Approval of a new oncological agents require 10-15 years of clinical
drug development and in rarer cancers, patient populations available for study
are lacking .New investigation drugs require evaluation in diseased patients
prior to approval and often before combination with other attractive agents.
With the advancements in biological test procedures, and better understanding
of cancer biology, an individual tumor may be profiled to determine the
theoretical optimum drugs, combination of drugs and dosing schedule.
The I-SPY program is a novel personalized cancer treatment
study supported by the FDA, NIH and a consortium of pharmaceutical companies
via the Foundation for the National Institutes of Health (FNIH). The design
allows for investigating new drug therapies with standard treatment and
flexibility to modify treatment protocols on the fly, saving time, money, and optimal
treatment regimens for breast cancer patients.
Multiple company intellectual property have been combined in a single phase
II like program to access the best therapy based on tumor biology and proof
concept of activity prior to surgery in resistant tumor types. The goal will be
to bring effective treatments to market with fewer patients and in less time.

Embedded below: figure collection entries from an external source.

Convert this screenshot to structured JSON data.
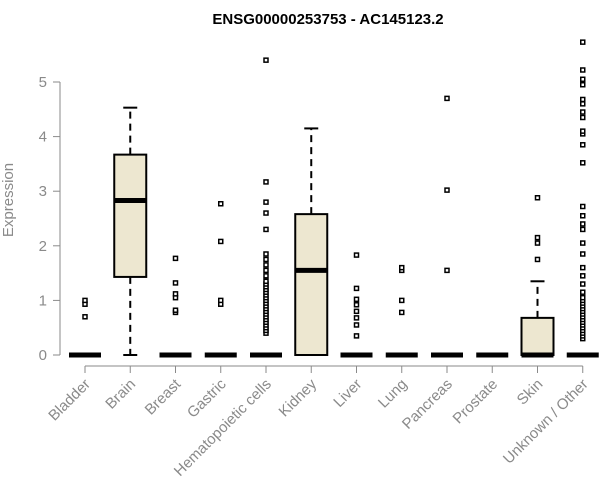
{
  "chart_data": {
    "type": "box",
    "title": "ENSG00000253753 - AC145123.2",
    "ylabel": "Expression",
    "ylim": [
      0,
      5.8
    ],
    "yticks": [
      0,
      1,
      2,
      3,
      4,
      5
    ],
    "ytick_labels": [
      "0",
      "1",
      "2",
      "3",
      "4",
      "5"
    ],
    "box_color": "#ede7d0",
    "categories": [
      "Bladder",
      "Brain",
      "Breast",
      "Gastric",
      "Hematopoietic cells",
      "Kidney",
      "Liver",
      "Lung",
      "Pancreas",
      "Prostate",
      "Skin",
      "Unknown / Other"
    ],
    "boxes": [
      {
        "q1": 0,
        "median": 0,
        "q3": 0,
        "whisker_low": 0,
        "whisker_high": 0,
        "outliers": [
          0.7,
          0.93,
          1.0
        ]
      },
      {
        "q1": 1.43,
        "median": 2.83,
        "q3": 3.67,
        "whisker_low": 0,
        "whisker_high": 4.53,
        "outliers": []
      },
      {
        "q1": 0,
        "median": 0,
        "q3": 0,
        "whisker_low": 0,
        "whisker_high": 0,
        "outliers": [
          0.78,
          0.82,
          1.05,
          1.12,
          1.32,
          1.77
        ]
      },
      {
        "q1": 0,
        "median": 0,
        "q3": 0,
        "whisker_low": 0,
        "whisker_high": 0,
        "outliers": [
          0.93,
          1.0,
          2.08,
          2.77
        ]
      },
      {
        "q1": 0,
        "median": 0,
        "q3": 0,
        "whisker_low": 0,
        "whisker_high": 0,
        "outliers": [
          0.4,
          0.45,
          0.5,
          0.55,
          0.6,
          0.65,
          0.7,
          0.75,
          0.8,
          0.85,
          0.9,
          0.95,
          1.0,
          1.05,
          1.1,
          1.15,
          1.2,
          1.25,
          1.3,
          1.35,
          1.45,
          1.55,
          1.65,
          1.75,
          1.85,
          2.3,
          2.6,
          2.8,
          3.17,
          5.4
        ]
      },
      {
        "q1": 0,
        "median": 1.55,
        "q3": 2.58,
        "whisker_low": 0,
        "whisker_high": 4.15,
        "outliers": []
      },
      {
        "q1": 0,
        "median": 0,
        "q3": 0,
        "whisker_low": 0,
        "whisker_high": 0,
        "outliers": [
          0.35,
          0.55,
          0.68,
          0.8,
          0.92,
          1.02,
          1.22,
          1.83
        ]
      },
      {
        "q1": 0,
        "median": 0,
        "q3": 0,
        "whisker_low": 0,
        "whisker_high": 0,
        "outliers": [
          0.78,
          1.0,
          1.55,
          1.6
        ]
      },
      {
        "q1": 0,
        "median": 0,
        "q3": 0,
        "whisker_low": 0,
        "whisker_high": 0,
        "outliers": [
          1.55,
          3.02,
          4.7
        ]
      },
      {
        "q1": 0,
        "median": 0,
        "q3": 0,
        "whisker_low": 0,
        "whisker_high": 0,
        "outliers": []
      },
      {
        "q1": 0,
        "median": 0,
        "q3": 0.68,
        "whisker_low": 0,
        "whisker_high": 1.35,
        "outliers": [
          1.75,
          2.05,
          2.15,
          2.88
        ]
      },
      {
        "q1": 0,
        "median": 0,
        "q3": 0,
        "whisker_low": 0,
        "whisker_high": 0,
        "outliers": [
          0.3,
          0.35,
          0.4,
          0.45,
          0.5,
          0.55,
          0.6,
          0.65,
          0.7,
          0.75,
          0.8,
          0.85,
          0.9,
          0.95,
          1.0,
          1.05,
          1.15,
          1.3,
          1.45,
          1.6,
          1.85,
          2.05,
          2.3,
          2.4,
          2.55,
          2.72,
          3.52,
          3.85,
          4.05,
          4.1,
          4.35,
          4.45,
          4.6,
          4.68,
          4.95,
          5.05,
          5.22,
          5.73
        ]
      }
    ]
  }
}
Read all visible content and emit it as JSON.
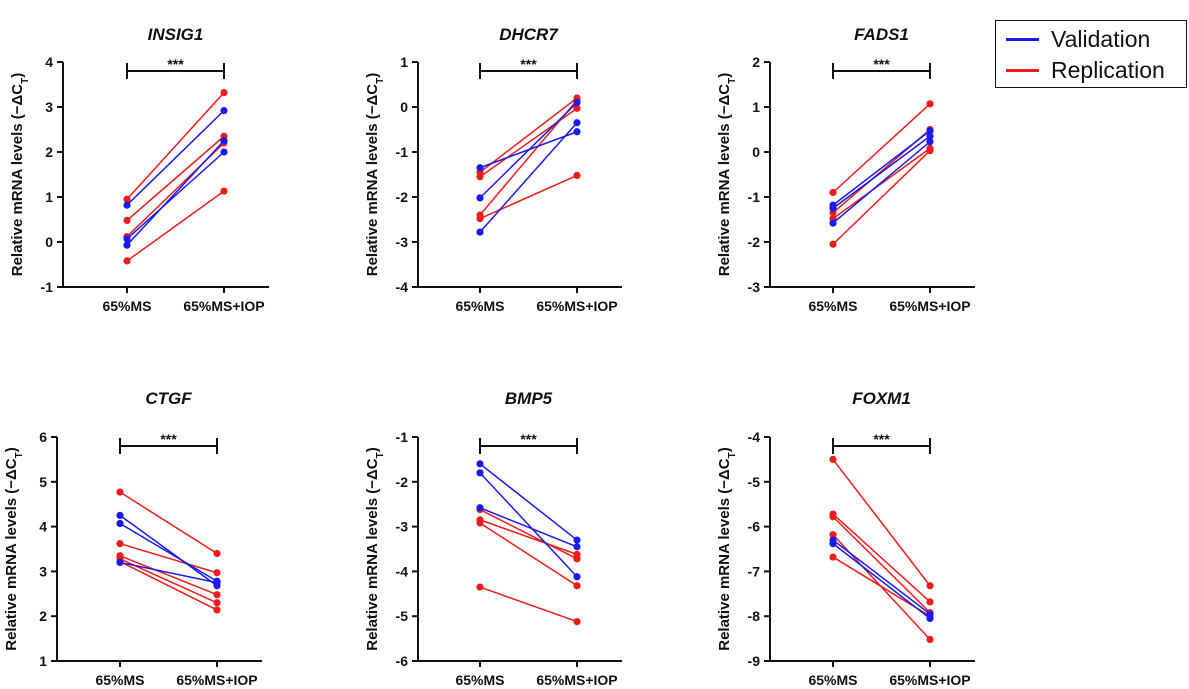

Targeting another type of cancer in an adaptive trial
approach is MD Anderson and the recently announced AGILE study. Glioblastoma multiform has yet to see a new
chemical treatment option in ~10 years with the standard chemotherapy Tremodar
and radiation providing an overall survival improvement of just 2 months. MD Andersons’ Mitchel Burger, MD states the
uniqueness of the study, like the I-SPY uses biological tumor profiling and Bayesian statistics to
limit the number of clinical patients. The
statistical method allow for a probability approach to advance drug winners
more quickly. As stated earlier, one issue with rare cancers is adequate
patient populations for supporting multiple clinical studies. With~10,000 GBM cases
a year combined with aggressive disease, brain cancer clinical programs often
require longer time to complete enrollment.
These adaptive clinical trial programs will hopefully
provide more meaningful outcome for clinical trial participants and more rapid
approval for needed treatment options.